The trend of gamification — applying elements of game play to other areas of life — is the apex of the neoliberal fantasy, rendering both work and our leisure time outside of it into a series of games that we supposedly enjoy playing for their own sake.
Gamification in your personal life can be a useful tool to motivate yourself to complete a chore you don’t want to do, to build a habit that you have trouble forming, to otherwise increase the hit of dopamine you get when you do something if you’re someone who has trouble creating reward cycles in your life (shout out to !neurodivergence@beehaw.org). When a corporation does it to increase your addiction to their platform, as so many do with phone platforms, social media platforms, or content consumption platforms, or with their employees, it is definitively exploitative.

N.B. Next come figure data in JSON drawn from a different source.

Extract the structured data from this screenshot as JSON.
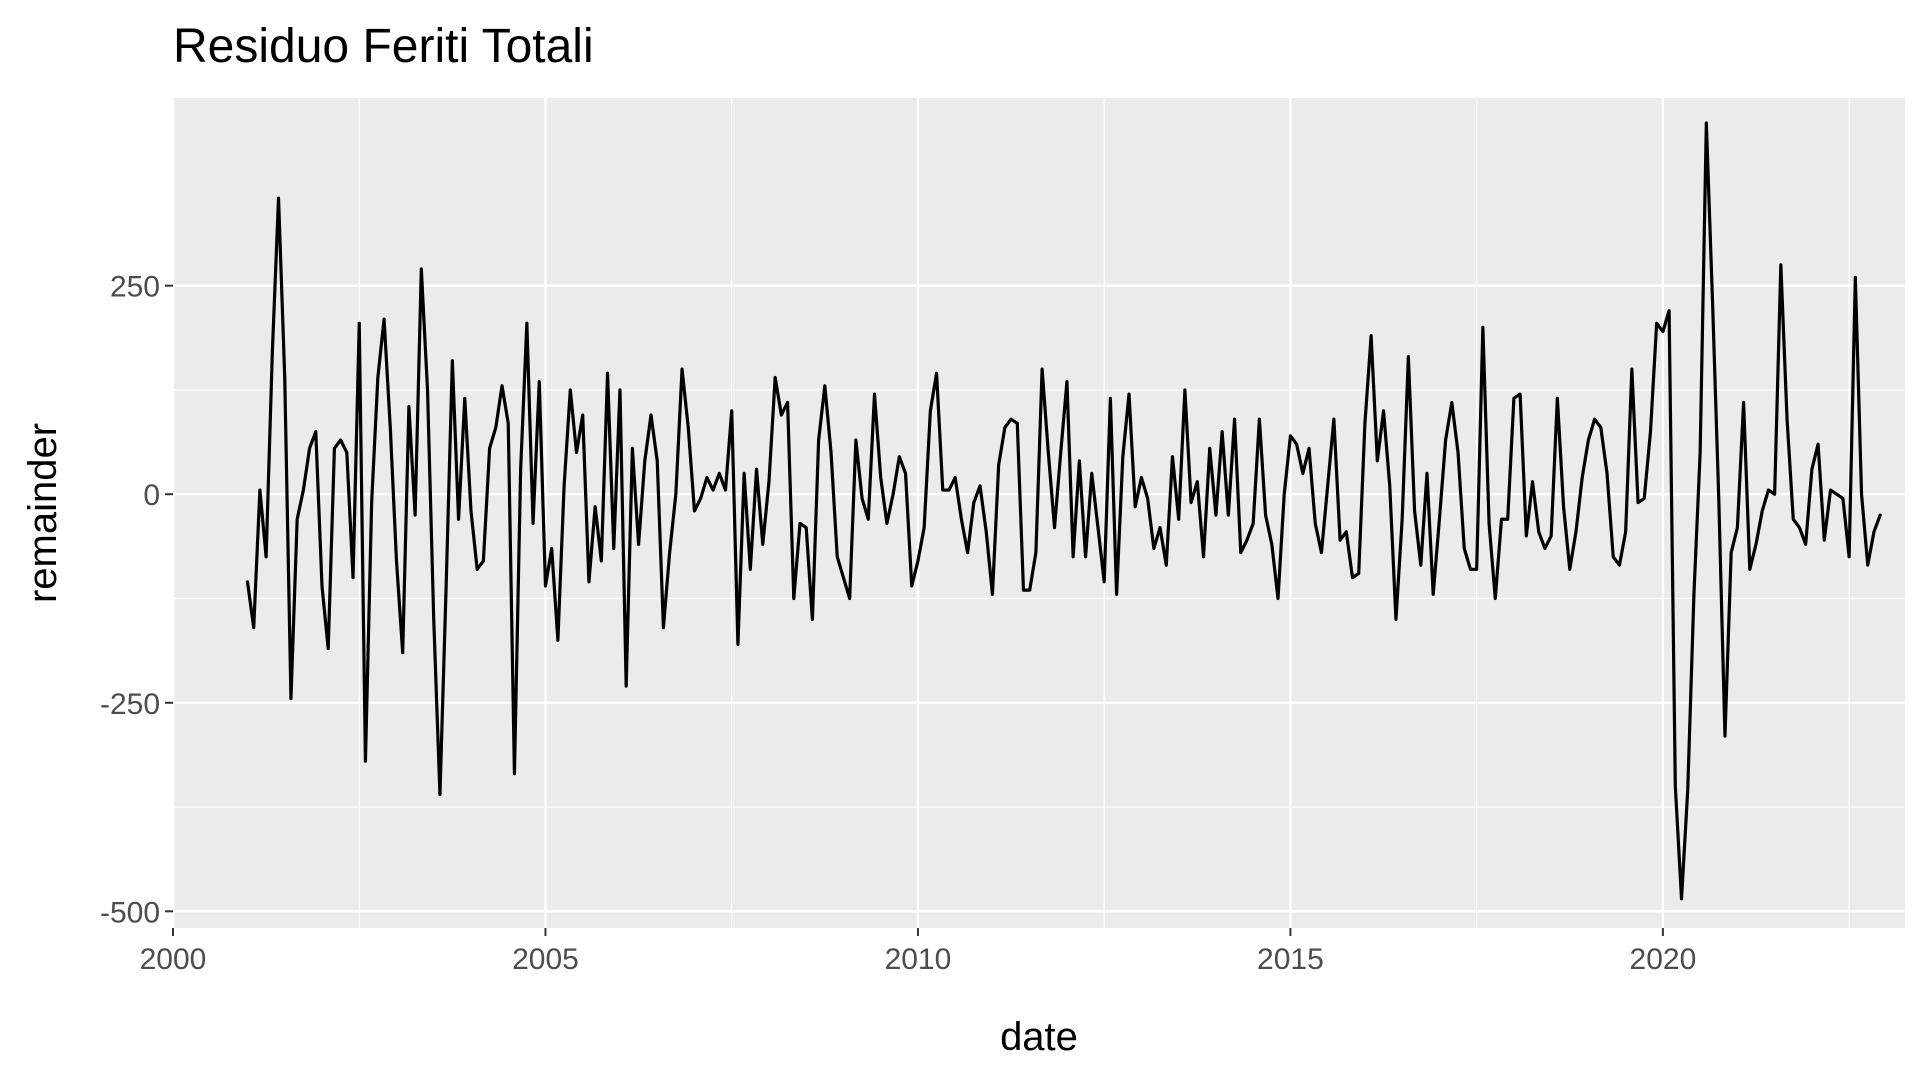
{
  "chart_data": {
    "type": "line",
    "title": "Residuo Feriti Totali",
    "xlabel": "date",
    "ylabel": "remainder",
    "x_axis_type": "date",
    "xlim": [
      "2000-01-01",
      "2023-04-01"
    ],
    "ylim": [
      -520,
      475
    ],
    "x_ticks": [
      2000,
      2005,
      2010,
      2015,
      2020
    ],
    "x_tick_labels": [
      "2000",
      "2005",
      "2010",
      "2015",
      "2020"
    ],
    "y_ticks": [
      250,
      0,
      -250,
      -500
    ],
    "y_tick_labels": [
      "250",
      "0",
      "-250",
      "-500"
    ],
    "grid": true,
    "legend": "none",
    "colors": {
      "panel": "#EBEBEB",
      "grid": "#FFFFFF",
      "line": "#000000",
      "text": "#4D4D4D",
      "title": "#000000"
    },
    "series": [
      {
        "x": [
          "2001-01",
          "2001-02",
          "2001-03",
          "2001-04",
          "2001-05",
          "2001-06",
          "2001-07",
          "2001-08",
          "2001-09",
          "2001-10",
          "2001-11",
          "2001-12",
          "2002-01",
          "2002-02",
          "2002-03",
          "2002-04",
          "2002-05",
          "2002-06",
          "2002-07",
          "2002-08",
          "2002-09",
          "2002-10",
          "2002-11",
          "2002-12",
          "2003-01",
          "2003-02",
          "2003-03",
          "2003-04",
          "2003-05",
          "2003-06",
          "2003-07",
          "2003-08",
          "2003-09",
          "2003-10",
          "2003-11",
          "2003-12",
          "2004-01",
          "2004-02",
          "2004-03",
          "2004-04",
          "2004-05",
          "2004-06",
          "2004-07",
          "2004-08",
          "2004-09",
          "2004-10",
          "2004-11",
          "2004-12",
          "2005-01",
          "2005-02",
          "2005-03",
          "2005-04",
          "2005-05",
          "2005-06",
          "2005-07",
          "2005-08",
          "2005-09",
          "2005-10",
          "2005-11",
          "2005-12",
          "2006-01",
          "2006-02",
          "2006-03",
          "2006-04",
          "2006-05",
          "2006-06",
          "2006-07",
          "2006-08",
          "2006-09",
          "2006-10",
          "2006-11",
          "2006-12",
          "2007-01",
          "2007-02",
          "2007-03",
          "2007-04",
          "2007-05",
          "2007-06",
          "2007-07",
          "2007-08",
          "2007-09",
          "2007-10",
          "2007-11",
          "2007-12",
          "2008-01",
          "2008-02",
          "2008-03",
          "2008-04",
          "2008-05",
          "2008-06",
          "2008-07",
          "2008-08",
          "2008-09",
          "2008-10",
          "2008-11",
          "2008-12",
          "2009-01",
          "2009-02",
          "2009-03",
          "2009-04",
          "2009-05",
          "2009-06",
          "2009-07",
          "2009-08",
          "2009-09",
          "2009-10",
          "2009-11",
          "2009-12",
          "2010-01",
          "2010-02",
          "2010-03",
          "2010-04",
          "2010-05",
          "2010-06",
          "2010-07",
          "2010-08",
          "2010-09",
          "2010-10",
          "2010-11",
          "2010-12",
          "2011-01",
          "2011-02",
          "2011-03",
          "2011-04",
          "2011-05",
          "2011-06",
          "2011-07",
          "2011-08",
          "2011-09",
          "2011-10",
          "2011-11",
          "2011-12",
          "2012-01",
          "2012-02",
          "2012-03",
          "2012-04",
          "2012-05",
          "2012-06",
          "2012-07",
          "2012-08",
          "2012-09",
          "2012-10",
          "2012-11",
          "2012-12",
          "2013-01",
          "2013-02",
          "2013-03",
          "2013-04",
          "2013-05",
          "2013-06",
          "2013-07",
          "2013-08",
          "2013-09",
          "2013-10",
          "2013-11",
          "2013-12",
          "2014-01",
          "2014-02",
          "2014-03",
          "2014-04",
          "2014-05",
          "2014-06",
          "2014-07",
          "2014-08",
          "2014-09",
          "2014-10",
          "2014-11",
          "2014-12",
          "2015-01",
          "2015-02",
          "2015-03",
          "2015-04",
          "2015-05",
          "2015-06",
          "2015-07",
          "2015-08",
          "2015-09",
          "2015-10",
          "2015-11",
          "2015-12",
          "2016-01",
          "2016-02",
          "2016-03",
          "2016-04",
          "2016-05",
          "2016-06",
          "2016-07",
          "2016-08",
          "2016-09",
          "2016-10",
          "2016-11",
          "2016-12",
          "2017-01",
          "2017-02",
          "2017-03",
          "2017-04",
          "2017-05",
          "2017-06",
          "2017-07",
          "2017-08",
          "2017-09",
          "2017-10",
          "2017-11",
          "2017-12",
          "2018-01",
          "2018-02",
          "2018-03",
          "2018-04",
          "2018-05",
          "2018-06",
          "2018-07",
          "2018-08",
          "2018-09",
          "2018-10",
          "2018-11",
          "2018-12",
          "2019-01",
          "2019-02",
          "2019-03",
          "2019-04",
          "2019-05",
          "2019-06",
          "2019-07",
          "2019-08",
          "2019-09",
          "2019-10",
          "2019-11",
          "2019-12",
          "2020-01",
          "2020-02",
          "2020-03",
          "2020-04",
          "2020-05",
          "2020-06",
          "2020-07",
          "2020-08",
          "2020-09",
          "2020-10",
          "2020-11",
          "2020-12",
          "2021-01",
          "2021-02",
          "2021-03",
          "2021-04",
          "2021-05",
          "2021-06",
          "2021-07",
          "2021-08",
          "2021-09",
          "2021-10",
          "2021-11",
          "2021-12",
          "2022-01",
          "2022-02",
          "2022-03",
          "2022-04",
          "2022-05",
          "2022-06",
          "2022-07",
          "2022-08",
          "2022-09",
          "2022-10",
          "2022-11",
          "2022-12"
        ],
        "y": [
          -105,
          -160,
          5,
          -75,
          170,
          355,
          140,
          -245,
          -30,
          5,
          55,
          75,
          -110,
          -185,
          55,
          65,
          50,
          -100,
          205,
          -320,
          -10,
          140,
          210,
          80,
          -80,
          -190,
          105,
          -25,
          270,
          125,
          -150,
          -360,
          -110,
          160,
          -30,
          115,
          -20,
          -90,
          -80,
          55,
          80,
          130,
          85,
          -335,
          30,
          205,
          -35,
          135,
          -110,
          -65,
          -175,
          10,
          125,
          50,
          95,
          -105,
          -15,
          -80,
          145,
          -65,
          125,
          -230,
          55,
          -60,
          40,
          95,
          40,
          -160,
          -70,
          0,
          150,
          80,
          -20,
          -5,
          20,
          5,
          25,
          5,
          100,
          -180,
          25,
          -90,
          30,
          -60,
          15,
          140,
          95,
          110,
          -125,
          -35,
          -40,
          -150,
          65,
          130,
          50,
          -75,
          -100,
          -125,
          65,
          -5,
          -30,
          120,
          20,
          -35,
          0,
          45,
          25,
          -110,
          -80,
          -40,
          100,
          145,
          5,
          5,
          20,
          -30,
          -70,
          -10,
          10,
          -45,
          -120,
          35,
          80,
          90,
          85,
          -115,
          -115,
          -70,
          150,
          50,
          -40,
          50,
          135,
          -75,
          40,
          -75,
          25,
          -40,
          -105,
          115,
          -120,
          45,
          120,
          -15,
          20,
          -5,
          -65,
          -40,
          -85,
          45,
          -30,
          125,
          -10,
          15,
          -75,
          55,
          -25,
          75,
          -25,
          90,
          -70,
          -55,
          -35,
          90,
          -25,
          -60,
          -125,
          0,
          70,
          60,
          25,
          55,
          -35,
          -70,
          10,
          90,
          -55,
          -45,
          -100,
          -95,
          85,
          190,
          40,
          100,
          10,
          -150,
          -30,
          165,
          -20,
          -85,
          25,
          -120,
          -30,
          65,
          110,
          50,
          -65,
          -90,
          -90,
          200,
          -35,
          -125,
          -30,
          -30,
          115,
          120,
          -50,
          15,
          -45,
          -65,
          -50,
          115,
          -15,
          -90,
          -45,
          20,
          65,
          90,
          80,
          25,
          -75,
          -85,
          -45,
          150,
          -10,
          -5,
          75,
          205,
          195,
          220,
          -350,
          -485,
          -355,
          -120,
          50,
          445,
          230,
          -5,
          -290,
          -70,
          -40,
          110,
          -90,
          -60,
          -20,
          5,
          0,
          275,
          90,
          -30,
          -40,
          -60,
          30,
          60,
          -55,
          5,
          0,
          -5,
          -75,
          260,
          0,
          -85,
          -45,
          -25
        ]
      }
    ]
  }
}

Yeah, as someone with ADHD I find the idea that gamification is inherently exploitative to be outright offensive. It’s an absolutely necessary accessibility tool for many people with executive function issues. Hell I need gamification to remember to brush my damn teeth every day.
Sure some corpos can take it too far, but this article is way off the mark.
My ADHD brain also craves the dopamine hit.
However, I recently watched a video on how a Chinese shopping site gameifies itself to entice users to spend money with literal “spin the wheel for a chance at a huge discount” then “refer a friend to spin the wheel again!”
When gameification becomes a gamble, that is when it is exploitive.